Ex-AIG boss denies lax underwriting standards
U.S. financial crisis panel hears testimony
A former top boss at American International Group acknowledged Wednesday that his division tripled the amount of risky investments it insured in the three years leading up to the 2008 financial meltdown.
But Joseph Cassano, ex-chief executive for AIG's key financial products division, rebuffed accusations from a U.S. congressional panel investigating the crisis that he relaxed standards in order to issue more credit default swaps.
"We never diluted our underwriting standards at any point in time," Cassano told the Financial Crisis Inquiry Commission in his first public testimony since the crisis that pushed AIG, one of the world's largest insurance companies, to the brink of collapse.
AIG received $182 billion US in bailout money from American taxpayers.
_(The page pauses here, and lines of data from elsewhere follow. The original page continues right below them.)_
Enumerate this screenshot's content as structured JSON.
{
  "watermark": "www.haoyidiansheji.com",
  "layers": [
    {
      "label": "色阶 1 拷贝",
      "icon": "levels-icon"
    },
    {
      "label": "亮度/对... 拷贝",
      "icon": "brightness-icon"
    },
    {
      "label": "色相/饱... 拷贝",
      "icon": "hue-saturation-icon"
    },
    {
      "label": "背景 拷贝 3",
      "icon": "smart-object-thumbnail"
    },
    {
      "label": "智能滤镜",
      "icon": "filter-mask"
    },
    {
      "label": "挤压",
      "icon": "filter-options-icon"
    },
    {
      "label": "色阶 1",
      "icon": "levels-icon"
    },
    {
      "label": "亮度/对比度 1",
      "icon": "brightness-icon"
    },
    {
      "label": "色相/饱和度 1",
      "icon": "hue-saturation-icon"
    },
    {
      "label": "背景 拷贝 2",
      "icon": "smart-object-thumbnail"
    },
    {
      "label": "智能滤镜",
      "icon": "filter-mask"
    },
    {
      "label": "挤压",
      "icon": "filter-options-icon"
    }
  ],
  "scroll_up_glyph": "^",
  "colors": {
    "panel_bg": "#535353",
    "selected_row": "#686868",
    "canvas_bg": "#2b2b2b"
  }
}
Much of the rescue money went to meet the company's obligations to its Wall Street trading partners on credit default swaps. The biggest beneficiary was investment bank Goldman Sachs, which received $12.9 billion.
The inquiry panel chairman, Phil Angelides, questioned how the insurer could triple the amount of swaps it issued, from $17 billion in 2005 to $78 billion in 2007, without compromising its standards.
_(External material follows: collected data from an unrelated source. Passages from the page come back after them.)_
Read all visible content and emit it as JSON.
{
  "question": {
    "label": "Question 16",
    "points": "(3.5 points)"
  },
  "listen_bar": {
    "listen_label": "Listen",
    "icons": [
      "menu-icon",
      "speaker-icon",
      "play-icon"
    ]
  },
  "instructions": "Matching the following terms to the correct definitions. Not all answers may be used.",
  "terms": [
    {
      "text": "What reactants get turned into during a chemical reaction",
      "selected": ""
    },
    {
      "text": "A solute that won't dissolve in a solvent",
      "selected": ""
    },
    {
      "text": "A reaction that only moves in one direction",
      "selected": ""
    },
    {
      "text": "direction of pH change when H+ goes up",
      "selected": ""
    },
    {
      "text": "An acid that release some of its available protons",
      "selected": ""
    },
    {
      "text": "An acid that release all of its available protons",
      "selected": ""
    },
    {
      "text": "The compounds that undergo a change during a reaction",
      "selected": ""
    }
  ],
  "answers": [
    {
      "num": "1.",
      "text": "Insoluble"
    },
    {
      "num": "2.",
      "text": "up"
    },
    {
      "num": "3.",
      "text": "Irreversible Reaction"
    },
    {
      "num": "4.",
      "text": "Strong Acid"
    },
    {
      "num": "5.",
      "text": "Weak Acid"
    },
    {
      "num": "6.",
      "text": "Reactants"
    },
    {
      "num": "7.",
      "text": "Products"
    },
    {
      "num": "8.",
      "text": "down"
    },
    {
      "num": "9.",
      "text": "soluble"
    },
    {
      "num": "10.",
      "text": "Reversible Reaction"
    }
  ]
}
Others from AIG as well as Goldman executives were also due to appear before the commission, a bipartisan panel created by Congress to examine issues surrounding the crisis.
The panel will also see the unusual sight of Goldman's president, Gary Cohn, stressing how much money it lost.
Did not bet against its clients
"We did not 'bet against our clients,'" Cohn said in his testimony prepared for the hearing. "During the two years of the financial crisis, Goldman Sachs lost $1.2 billion in its residential mortgage-related business."
The hearing will focus on the trading of exotic financial securities between the two giant companies leading up to the crisis and whether their use made the collapse worse.
Regulators feared that if AIG couldn't make good on its promise to pay off its obligations under those contracts, the consequences would pose a threat to the whole U.S. financial system.
Cassano left AIG in 2008 shortly after the $11-billion loss was reported.
Goldman Sachs profited from its bets against the housing market before the crisis, and continued to ring up huge profits after accepting federal bailout money and other government subsidies.